Segment for security

Hackers will never give up on targeting large companies, and ransomware attacks will never be completely eradicated. So, if organizations are under constant attack, how should they mitigate the chances of a successful breach and prevent hackers from roaming freely on their networks?

Micro-segmentation minimizes the damage hackers can cause if they gain access, by isolating servers and systems in separate areas to contain intruders or malware, as well as insider threats, much like sealed compartments segmented large vessels.

The move to virtualized data centers using a software-defined network (SDN) enables more advanced and granular zoning, allowing networks to be broken down into hundreds of micro-segments. But virtualization doesn’t eliminate all of the pitfalls involved. Applying security policies and firewall configurations to all systems and in different IT environments always has to be done manually, which is a huge task for the IT security department.

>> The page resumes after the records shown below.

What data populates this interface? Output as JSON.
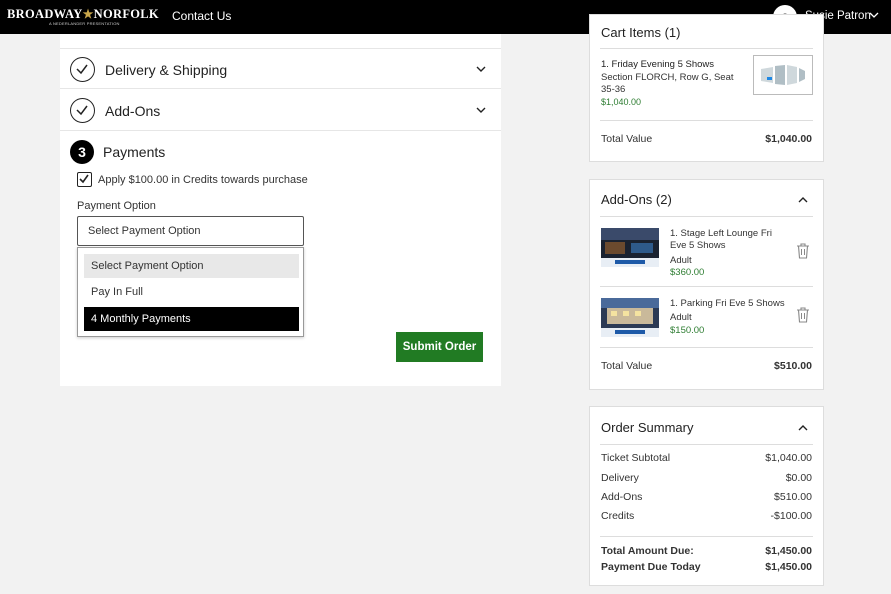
{
  "header": {
    "logo_text": "BROADWAY",
    "logo_text2": "NORFOLK",
    "logo_sub": "A NEDERLANDER PRESENTATION",
    "contact_label": "Contact Us",
    "avatar_initial": "S",
    "user_name": "Susie Patron"
  },
  "checkout": {
    "sections": [
      {
        "label": "Delivery & Shipping"
      },
      {
        "label": "Add-Ons"
      }
    ],
    "payments": {
      "step_number": "3",
      "title": "Payments",
      "credit_checked": true,
      "credit_label": "Apply $100.00 in Credits towards purchase",
      "option_label": "Payment Option",
      "select_value": "Select Payment Option",
      "options": [
        "Select Payment Option",
        "Pay In Full",
        "4 Monthly Payments"
      ],
      "submit_label": "Submit Order"
    }
  },
  "cart": {
    "title": "Cart Items (1)",
    "item_name": "1. Friday Evening 5 Shows",
    "item_seat": "Section FLORCH, Row G, Seat 35-36",
    "item_price": "$1,040.00",
    "total_label": "Total Value",
    "total_value": "$1,040.00"
  },
  "addons": {
    "title": "Add-Ons (2)",
    "items": [
      {
        "name": "1. Stage Left Lounge Fri Eve 5 Shows",
        "type": "Adult",
        "price": "$360.00"
      },
      {
        "name": "1. Parking Fri Eve 5 Shows",
        "type": "Adult",
        "price": "$150.00"
      }
    ],
    "total_label": "Total Value",
    "total_value": "$510.00"
  },
  "summary": {
    "title": "Order Summary",
    "rows": [
      {
        "label": "Ticket Subtotal",
        "value": "$1,040.00"
      },
      {
        "label": "Delivery",
        "value": "$0.00"
      },
      {
        "label": "Add-Ons",
        "value": "$510.00"
      },
      {
        "label": "Credits",
        "value": "-$100.00"
      }
    ],
    "due_label": "Total Amount Due:",
    "due_value": "$1,450.00",
    "today_label": "Payment Due Today",
    "today_value": "$1,450.00"
  },
  "colors": {
    "accent_green": "#217b23",
    "topbar": "#000000"
  }
}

Automated network management makes it easier for companies to define and apply their micro-segmentation strategy. It also ensures that critical business services are not blocked due to misconfigurations and that compliance requirements are met. The right automation solution detects changes in the network that collide with the current micro-segmentation setting, immediately suggests policy changes based on this information and, if desired, validates and applies them automatically. , thus ensuring enhanced security and continuous compliance without resorting to complex procedures, manual support.

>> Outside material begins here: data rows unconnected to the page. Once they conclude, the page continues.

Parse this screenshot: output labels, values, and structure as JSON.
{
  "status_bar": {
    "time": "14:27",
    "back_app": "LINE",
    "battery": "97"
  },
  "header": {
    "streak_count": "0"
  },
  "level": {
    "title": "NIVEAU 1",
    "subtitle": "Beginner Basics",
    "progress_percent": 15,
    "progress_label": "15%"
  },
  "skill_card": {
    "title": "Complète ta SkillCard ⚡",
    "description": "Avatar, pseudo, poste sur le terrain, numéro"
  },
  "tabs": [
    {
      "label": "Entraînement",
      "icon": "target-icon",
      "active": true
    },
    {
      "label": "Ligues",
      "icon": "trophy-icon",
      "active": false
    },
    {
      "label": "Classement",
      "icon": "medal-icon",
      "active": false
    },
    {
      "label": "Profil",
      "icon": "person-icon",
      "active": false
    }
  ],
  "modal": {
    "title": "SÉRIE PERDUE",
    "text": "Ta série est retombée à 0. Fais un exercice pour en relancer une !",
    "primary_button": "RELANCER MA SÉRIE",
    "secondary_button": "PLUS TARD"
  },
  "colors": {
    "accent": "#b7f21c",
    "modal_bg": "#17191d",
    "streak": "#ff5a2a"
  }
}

Automated audit and compliance

With increasingly stringent regulations governing information handling and security, organizations must undergo much more stringent audits of security policies and controls to maintain their compliance posture. While regulatory and internal audits cover a wide range of security controls, the firewall takes center stage as it is the first line of primary defense.

Ensuring and proving compliance typically requires significant organizational resources and a budget, and with the growing litany of regulations, the cost and time involved increase rapidly. Manual audit work takes a considerable amount of time, as a report must be produced for each firewall in the network. As networks become more and more complex, auditing quickly becomes a colossal task. Automating the firewall audit process is critical because compliance needs to be continuous and not just cover a point in time. Network security management solutions automatically document all firewall and policy changes, and produce audit-ready reports, saving time and effort.

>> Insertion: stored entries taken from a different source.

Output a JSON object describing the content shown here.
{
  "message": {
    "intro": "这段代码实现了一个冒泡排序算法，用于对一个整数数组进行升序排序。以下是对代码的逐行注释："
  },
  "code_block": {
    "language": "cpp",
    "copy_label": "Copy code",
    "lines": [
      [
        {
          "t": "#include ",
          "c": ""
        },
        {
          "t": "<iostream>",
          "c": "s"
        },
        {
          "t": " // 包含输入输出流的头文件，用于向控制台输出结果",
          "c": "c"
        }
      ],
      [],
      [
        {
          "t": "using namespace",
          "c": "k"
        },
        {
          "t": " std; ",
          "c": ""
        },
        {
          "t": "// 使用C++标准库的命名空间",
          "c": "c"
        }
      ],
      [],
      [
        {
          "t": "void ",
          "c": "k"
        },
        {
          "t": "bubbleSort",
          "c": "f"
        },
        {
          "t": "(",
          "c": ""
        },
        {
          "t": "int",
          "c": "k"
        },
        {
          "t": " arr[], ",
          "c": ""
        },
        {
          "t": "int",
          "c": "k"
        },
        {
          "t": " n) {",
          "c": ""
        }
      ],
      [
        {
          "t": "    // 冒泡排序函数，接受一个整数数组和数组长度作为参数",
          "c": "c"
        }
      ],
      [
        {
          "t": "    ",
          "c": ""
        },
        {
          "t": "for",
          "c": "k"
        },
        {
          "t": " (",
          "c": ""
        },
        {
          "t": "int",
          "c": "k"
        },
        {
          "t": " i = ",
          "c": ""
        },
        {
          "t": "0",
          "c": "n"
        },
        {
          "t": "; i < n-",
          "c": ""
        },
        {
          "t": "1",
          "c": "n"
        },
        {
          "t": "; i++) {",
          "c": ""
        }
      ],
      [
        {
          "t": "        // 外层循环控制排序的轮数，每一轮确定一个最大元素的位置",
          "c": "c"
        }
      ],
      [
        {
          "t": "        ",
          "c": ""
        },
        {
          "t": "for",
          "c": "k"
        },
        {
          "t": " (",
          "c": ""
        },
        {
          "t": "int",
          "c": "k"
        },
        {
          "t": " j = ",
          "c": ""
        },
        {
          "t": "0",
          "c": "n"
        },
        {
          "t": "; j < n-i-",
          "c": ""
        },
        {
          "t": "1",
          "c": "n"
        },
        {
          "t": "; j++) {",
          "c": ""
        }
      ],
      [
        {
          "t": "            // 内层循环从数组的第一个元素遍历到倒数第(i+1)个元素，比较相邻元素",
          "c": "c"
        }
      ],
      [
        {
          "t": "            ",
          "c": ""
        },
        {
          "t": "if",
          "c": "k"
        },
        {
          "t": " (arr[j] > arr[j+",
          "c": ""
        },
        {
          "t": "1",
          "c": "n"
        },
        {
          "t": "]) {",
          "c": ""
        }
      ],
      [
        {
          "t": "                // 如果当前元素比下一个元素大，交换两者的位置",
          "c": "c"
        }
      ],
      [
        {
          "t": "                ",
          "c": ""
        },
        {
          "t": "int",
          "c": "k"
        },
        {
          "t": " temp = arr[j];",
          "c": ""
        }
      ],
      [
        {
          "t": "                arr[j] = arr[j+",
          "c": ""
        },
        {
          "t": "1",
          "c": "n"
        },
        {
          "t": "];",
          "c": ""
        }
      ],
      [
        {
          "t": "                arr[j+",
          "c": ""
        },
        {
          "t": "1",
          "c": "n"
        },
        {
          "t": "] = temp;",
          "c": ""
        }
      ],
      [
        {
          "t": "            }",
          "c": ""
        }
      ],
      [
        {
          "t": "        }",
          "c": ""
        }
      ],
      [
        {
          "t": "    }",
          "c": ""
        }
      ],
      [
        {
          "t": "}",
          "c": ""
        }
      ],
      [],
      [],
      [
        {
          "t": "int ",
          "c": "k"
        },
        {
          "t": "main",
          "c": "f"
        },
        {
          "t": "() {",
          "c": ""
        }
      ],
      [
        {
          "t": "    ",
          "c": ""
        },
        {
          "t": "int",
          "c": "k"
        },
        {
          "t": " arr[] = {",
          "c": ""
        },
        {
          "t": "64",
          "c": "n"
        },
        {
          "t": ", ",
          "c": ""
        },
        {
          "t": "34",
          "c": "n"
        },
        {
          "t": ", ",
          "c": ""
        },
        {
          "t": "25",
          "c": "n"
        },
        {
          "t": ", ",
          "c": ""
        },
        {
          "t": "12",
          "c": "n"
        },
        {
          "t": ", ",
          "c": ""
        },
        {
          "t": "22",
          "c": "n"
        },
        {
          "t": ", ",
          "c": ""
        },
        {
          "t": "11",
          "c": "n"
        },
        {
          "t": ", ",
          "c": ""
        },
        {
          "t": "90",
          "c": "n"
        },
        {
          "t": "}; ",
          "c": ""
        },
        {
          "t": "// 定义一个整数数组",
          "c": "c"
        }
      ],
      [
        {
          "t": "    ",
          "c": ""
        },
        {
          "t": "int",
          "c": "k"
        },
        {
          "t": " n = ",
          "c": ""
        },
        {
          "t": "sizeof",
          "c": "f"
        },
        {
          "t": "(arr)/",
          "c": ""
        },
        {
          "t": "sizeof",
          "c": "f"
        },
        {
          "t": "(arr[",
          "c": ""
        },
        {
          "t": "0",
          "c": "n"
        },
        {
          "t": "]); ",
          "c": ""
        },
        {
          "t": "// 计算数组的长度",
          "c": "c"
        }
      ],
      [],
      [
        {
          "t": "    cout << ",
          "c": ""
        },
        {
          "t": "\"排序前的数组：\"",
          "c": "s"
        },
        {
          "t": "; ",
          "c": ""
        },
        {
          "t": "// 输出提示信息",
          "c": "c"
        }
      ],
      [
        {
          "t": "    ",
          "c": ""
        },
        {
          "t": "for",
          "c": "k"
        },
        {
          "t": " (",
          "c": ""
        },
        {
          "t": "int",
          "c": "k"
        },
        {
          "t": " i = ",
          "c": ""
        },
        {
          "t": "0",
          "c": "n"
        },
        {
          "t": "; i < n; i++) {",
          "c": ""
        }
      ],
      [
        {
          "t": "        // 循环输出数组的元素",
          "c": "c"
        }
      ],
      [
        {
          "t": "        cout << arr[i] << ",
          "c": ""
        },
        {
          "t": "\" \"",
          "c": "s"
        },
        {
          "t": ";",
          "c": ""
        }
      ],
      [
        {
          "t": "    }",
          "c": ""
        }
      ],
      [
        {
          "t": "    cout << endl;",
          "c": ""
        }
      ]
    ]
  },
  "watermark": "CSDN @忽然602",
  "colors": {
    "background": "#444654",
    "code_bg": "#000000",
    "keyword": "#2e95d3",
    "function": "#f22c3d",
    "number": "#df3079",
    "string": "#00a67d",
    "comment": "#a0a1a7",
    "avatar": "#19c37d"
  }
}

Make the migration to the cloud a success

According to the latest research from Gartner, 90% of its customers use cloud services. It is a multi-billion dollar revenue generator and one of the fastest growing market segments. But, too often, security falls high on the priority list during the migration process, causing long-term problems. A recent cloud security survey found that 75% of organizations were “very concerned” or “extremely concerned” about this. And 68% said they’ve used at least two cloud providers, which means security teams often have to use multiple security tools and native management consoles to try and enforce security and compliance across different environments.

To ensure successful cloud migrations, organizations must take a thoughtful and phased approach, knowing that the responsibility for managing cloud security and compliance remains at their doorstep. This requires a deeper understanding of cloud security controls and how they connect and interact with on-premises security appliances, which, in turn, requires global visibility into cloud and on-premises environments, as well. as the automation of network security management processes.

In the shadow of a tough year, now is the time to take stock of your network security processes and make sure you implement these security best practices for 2021.